Если раньше в сторону Толочина партизаны проезжали от Лавреновичей прямо по большаку через болото, а затем через Серковицы на большак к Толочину, то теперь, в связи с созданием немецкого гарнизона в Серковицах, пришлось Агапоненко со своими спутниками объезжать этот гарнизон, делая крюк по болоту километров в десять. Имея в виду мою просьбу, Агапоненко планировал, прежде чем поехать в сторону Михайловщины, заехать в деревню Каспарово, где у него были связные, через которых он пытался выкрасть у немцев в Толочине пишущую машинку. По пути они должны были вначале проехать деревню Уголевщину. Но в нее заезжать было довольно опасно, так как совсем рядом, километрах в двух, в поселке Озерцы находился довольно большой немецкий гарнизон, откуда в свое время бежал из плена комбриг Гудков. Поэтому в сторону Уголевщины из деревни Дроздово они ехали со всеми предосторожностями по лощине, поросшей мелким кустарником. Алексей Короткевич, ехавший впереди них, внимательно всматриваясь в сторону Уголевщины, тихим голосом сказал:
— Кажется, в деревне все тихо. Немцев не видно.
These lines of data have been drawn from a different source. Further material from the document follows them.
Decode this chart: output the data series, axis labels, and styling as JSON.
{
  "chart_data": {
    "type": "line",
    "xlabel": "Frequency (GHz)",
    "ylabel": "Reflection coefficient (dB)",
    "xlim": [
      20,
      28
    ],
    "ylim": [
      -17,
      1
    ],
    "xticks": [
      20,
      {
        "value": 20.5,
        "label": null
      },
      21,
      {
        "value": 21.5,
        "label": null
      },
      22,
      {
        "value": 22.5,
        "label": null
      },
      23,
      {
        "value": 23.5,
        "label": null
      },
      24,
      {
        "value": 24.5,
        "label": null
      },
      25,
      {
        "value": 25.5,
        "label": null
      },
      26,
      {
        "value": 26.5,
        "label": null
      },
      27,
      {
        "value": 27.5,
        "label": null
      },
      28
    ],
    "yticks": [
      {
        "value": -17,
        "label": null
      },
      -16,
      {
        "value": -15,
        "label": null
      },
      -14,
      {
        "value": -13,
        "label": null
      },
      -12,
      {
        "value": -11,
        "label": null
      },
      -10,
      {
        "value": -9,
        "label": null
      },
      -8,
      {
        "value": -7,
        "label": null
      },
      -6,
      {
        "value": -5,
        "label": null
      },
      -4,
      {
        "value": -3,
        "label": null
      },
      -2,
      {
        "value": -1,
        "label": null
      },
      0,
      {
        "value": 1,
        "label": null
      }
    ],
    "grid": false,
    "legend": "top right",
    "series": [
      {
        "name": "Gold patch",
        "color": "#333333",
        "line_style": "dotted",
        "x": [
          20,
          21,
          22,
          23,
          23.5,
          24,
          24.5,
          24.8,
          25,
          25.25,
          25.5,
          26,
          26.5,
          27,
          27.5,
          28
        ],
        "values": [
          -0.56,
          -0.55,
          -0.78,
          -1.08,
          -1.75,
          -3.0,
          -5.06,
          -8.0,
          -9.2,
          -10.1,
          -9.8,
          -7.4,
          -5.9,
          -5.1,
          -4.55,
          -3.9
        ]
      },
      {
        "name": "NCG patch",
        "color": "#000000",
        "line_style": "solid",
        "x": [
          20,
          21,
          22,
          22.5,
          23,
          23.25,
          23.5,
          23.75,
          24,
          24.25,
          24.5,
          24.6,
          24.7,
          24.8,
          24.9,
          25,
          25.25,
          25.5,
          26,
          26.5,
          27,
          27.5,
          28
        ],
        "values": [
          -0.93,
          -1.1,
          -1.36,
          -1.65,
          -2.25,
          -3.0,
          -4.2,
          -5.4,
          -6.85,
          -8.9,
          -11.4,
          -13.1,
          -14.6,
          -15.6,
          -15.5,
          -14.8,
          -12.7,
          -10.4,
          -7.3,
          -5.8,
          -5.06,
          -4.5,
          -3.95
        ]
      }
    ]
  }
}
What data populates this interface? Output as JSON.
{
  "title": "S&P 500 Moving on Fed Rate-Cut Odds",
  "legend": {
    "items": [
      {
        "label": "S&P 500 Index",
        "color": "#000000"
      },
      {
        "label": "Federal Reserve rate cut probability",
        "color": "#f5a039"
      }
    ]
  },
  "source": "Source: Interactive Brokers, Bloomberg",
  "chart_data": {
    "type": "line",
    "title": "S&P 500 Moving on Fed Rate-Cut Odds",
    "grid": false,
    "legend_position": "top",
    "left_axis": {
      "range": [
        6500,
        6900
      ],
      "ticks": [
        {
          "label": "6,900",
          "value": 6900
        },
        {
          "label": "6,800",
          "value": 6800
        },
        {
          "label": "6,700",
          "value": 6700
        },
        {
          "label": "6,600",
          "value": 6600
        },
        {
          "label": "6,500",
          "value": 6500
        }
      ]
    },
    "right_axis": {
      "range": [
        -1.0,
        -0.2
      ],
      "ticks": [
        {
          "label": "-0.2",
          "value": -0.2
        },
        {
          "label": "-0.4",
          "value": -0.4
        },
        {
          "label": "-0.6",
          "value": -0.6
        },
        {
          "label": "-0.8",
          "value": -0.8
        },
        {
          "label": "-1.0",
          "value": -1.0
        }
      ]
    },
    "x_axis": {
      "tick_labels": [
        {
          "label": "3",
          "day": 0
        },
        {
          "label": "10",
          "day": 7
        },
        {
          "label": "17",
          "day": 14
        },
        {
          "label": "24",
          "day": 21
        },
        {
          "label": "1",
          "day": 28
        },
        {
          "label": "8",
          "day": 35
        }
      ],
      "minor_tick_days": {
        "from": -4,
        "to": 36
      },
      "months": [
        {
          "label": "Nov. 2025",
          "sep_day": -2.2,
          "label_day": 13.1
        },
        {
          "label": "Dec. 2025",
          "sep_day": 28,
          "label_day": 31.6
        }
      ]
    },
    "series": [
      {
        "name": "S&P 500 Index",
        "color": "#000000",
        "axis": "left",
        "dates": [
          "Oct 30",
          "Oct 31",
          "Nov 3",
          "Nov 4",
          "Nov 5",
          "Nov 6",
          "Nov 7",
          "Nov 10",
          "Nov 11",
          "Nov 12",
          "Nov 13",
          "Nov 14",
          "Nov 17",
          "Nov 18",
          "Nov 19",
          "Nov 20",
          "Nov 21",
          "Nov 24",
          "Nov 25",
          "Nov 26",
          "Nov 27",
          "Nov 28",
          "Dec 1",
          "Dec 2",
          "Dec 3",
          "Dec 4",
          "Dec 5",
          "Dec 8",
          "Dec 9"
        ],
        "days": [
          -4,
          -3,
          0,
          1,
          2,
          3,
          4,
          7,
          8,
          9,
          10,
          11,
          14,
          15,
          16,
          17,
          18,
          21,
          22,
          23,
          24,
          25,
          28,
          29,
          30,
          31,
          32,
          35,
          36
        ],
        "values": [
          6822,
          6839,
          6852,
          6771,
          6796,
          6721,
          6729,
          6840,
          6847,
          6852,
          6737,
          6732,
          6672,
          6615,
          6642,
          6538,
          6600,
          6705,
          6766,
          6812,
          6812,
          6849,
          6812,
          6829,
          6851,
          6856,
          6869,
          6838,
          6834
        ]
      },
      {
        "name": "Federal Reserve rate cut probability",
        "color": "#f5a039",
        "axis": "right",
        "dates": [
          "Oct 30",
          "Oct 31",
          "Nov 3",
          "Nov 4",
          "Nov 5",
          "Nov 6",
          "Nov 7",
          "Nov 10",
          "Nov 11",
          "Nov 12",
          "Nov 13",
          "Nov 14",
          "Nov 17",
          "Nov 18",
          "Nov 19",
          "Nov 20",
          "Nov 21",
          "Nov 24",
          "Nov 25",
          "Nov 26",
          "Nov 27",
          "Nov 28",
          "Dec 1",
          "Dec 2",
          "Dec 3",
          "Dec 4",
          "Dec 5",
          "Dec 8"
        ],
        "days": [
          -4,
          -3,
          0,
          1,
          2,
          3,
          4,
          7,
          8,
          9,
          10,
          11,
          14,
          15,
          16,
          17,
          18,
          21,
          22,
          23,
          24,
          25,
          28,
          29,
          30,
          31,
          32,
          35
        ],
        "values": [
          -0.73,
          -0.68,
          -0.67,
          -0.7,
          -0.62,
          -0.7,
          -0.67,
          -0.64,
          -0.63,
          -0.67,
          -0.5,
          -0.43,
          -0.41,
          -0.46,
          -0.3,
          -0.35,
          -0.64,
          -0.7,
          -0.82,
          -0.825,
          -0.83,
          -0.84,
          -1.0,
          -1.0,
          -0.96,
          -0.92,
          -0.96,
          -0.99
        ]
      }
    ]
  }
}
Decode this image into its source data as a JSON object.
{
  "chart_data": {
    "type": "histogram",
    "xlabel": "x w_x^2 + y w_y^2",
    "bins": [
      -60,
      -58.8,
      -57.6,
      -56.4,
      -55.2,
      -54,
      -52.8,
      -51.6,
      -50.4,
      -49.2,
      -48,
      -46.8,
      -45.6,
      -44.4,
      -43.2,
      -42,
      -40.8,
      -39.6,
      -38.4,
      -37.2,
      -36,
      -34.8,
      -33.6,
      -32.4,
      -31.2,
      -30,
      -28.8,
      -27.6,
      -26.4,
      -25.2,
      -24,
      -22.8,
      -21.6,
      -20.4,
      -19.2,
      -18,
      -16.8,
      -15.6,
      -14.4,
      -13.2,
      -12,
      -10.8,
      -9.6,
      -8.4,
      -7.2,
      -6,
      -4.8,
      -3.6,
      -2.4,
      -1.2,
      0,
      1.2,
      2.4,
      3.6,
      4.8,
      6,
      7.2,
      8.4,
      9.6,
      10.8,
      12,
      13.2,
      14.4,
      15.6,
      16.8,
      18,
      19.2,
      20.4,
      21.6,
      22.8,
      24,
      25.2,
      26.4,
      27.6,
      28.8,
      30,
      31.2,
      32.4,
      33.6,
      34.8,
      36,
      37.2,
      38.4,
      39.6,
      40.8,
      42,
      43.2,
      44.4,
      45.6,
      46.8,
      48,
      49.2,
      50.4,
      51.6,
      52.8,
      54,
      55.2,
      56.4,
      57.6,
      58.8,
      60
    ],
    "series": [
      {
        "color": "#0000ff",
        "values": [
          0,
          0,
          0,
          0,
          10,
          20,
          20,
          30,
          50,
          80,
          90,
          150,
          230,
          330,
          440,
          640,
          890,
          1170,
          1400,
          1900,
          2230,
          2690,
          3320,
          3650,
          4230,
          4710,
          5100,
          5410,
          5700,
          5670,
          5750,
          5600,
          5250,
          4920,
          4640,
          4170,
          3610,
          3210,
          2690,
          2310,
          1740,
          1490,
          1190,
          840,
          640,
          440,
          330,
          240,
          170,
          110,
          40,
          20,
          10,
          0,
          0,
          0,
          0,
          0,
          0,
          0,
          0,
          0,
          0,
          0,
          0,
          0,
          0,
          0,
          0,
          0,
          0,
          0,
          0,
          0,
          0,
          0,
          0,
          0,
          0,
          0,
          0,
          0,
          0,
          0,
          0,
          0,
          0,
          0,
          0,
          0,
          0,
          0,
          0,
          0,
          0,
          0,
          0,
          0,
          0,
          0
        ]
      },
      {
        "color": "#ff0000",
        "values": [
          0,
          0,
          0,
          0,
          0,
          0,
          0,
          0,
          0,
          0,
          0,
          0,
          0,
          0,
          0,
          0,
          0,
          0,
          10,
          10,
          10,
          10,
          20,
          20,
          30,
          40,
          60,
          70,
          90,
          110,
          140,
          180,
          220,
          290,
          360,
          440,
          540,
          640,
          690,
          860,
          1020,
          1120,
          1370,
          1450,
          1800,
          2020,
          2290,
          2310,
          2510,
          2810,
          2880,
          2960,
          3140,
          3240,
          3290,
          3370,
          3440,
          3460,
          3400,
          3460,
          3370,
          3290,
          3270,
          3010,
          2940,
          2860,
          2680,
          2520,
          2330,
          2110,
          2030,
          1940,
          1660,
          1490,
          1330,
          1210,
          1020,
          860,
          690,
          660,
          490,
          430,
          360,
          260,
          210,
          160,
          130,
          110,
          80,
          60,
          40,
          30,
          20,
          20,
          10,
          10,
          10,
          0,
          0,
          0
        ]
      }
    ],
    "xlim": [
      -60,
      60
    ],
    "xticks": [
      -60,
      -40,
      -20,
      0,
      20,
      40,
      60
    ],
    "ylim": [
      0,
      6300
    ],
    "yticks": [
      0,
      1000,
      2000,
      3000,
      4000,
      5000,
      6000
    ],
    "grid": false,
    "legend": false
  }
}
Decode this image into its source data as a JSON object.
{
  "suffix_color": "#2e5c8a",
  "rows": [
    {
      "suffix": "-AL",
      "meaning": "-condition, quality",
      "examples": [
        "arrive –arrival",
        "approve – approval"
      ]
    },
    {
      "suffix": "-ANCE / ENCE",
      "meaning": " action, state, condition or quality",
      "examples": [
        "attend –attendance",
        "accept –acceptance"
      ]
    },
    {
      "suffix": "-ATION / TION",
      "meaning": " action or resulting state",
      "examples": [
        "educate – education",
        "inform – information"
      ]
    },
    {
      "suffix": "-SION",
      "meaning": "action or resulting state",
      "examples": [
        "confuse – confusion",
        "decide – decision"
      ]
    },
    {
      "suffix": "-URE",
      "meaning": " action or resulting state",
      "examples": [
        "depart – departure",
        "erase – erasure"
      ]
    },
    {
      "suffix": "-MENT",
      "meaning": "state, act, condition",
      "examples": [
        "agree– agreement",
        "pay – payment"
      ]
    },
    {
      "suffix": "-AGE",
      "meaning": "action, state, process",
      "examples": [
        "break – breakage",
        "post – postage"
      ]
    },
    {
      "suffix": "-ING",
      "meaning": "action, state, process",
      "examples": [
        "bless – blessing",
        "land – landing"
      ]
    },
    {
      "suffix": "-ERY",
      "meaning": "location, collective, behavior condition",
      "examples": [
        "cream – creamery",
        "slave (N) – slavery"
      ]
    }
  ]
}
— Ну, тогда поехали, — предложил Агапоненко. Но, как только они подъехали к крайнему дому, навстречу к ним выбежала из сарая пожилая женщина и испуганным голосом крикнула:
— Хлопцы, не езжайте в деревню! Там немцы!
— Много их?
— Не знаю, одного пока только видела.
— Ну, это ничего, — заявил Агапоненко.
Деревня представляла собой прямую улицу, поэтому хорошо просматривался противоположный конец ее. Никаких немцев разведчики там не увидели, но на всякий случай приняли меры предосторожности. Они уже проехали половину улицы, как навстречу подбежала девочка лет 12 и сказала:
— Дяденьки, к нашей соседке, которая живет на самом краю деревни, сейчас пришел немец. Он к ней часто приходит, вроде бы поменять соль на яички, и тихонько заводит разговор: «Бабка, давай яйки, на тебе соль». А потом начинает выспрашивать:
«Партизанен гут, одер никс? Сталин гут, одер никс?» А бабушка половину не понимает, что он по-немецки лопочет. Этот немец совсем не зловредный, как другие, и всегда приходит в деревню один. Вот и сегодня он опять пришел к ней и уходить, видно, не торопится.
— А ну-ка, хлопцы, поехали! Посмотрим, что это за немец такой! — дал команду Агапоненко.
И они втроем подъехали к дому этой старушки. Николай Агапоненко и Егор Короткевич зашли в хату, а Алексей остался с лошадьми у этого дома. За столом сидел немец в форме военного интенданта. Увидев вошедших партизан, он встал, поднял руки и дрожащим от волнения голосом заговорил:
— Их бин дойч коммунист. Геноссен. Комрад. Товарищ. Руссиш партизанен гут, гут.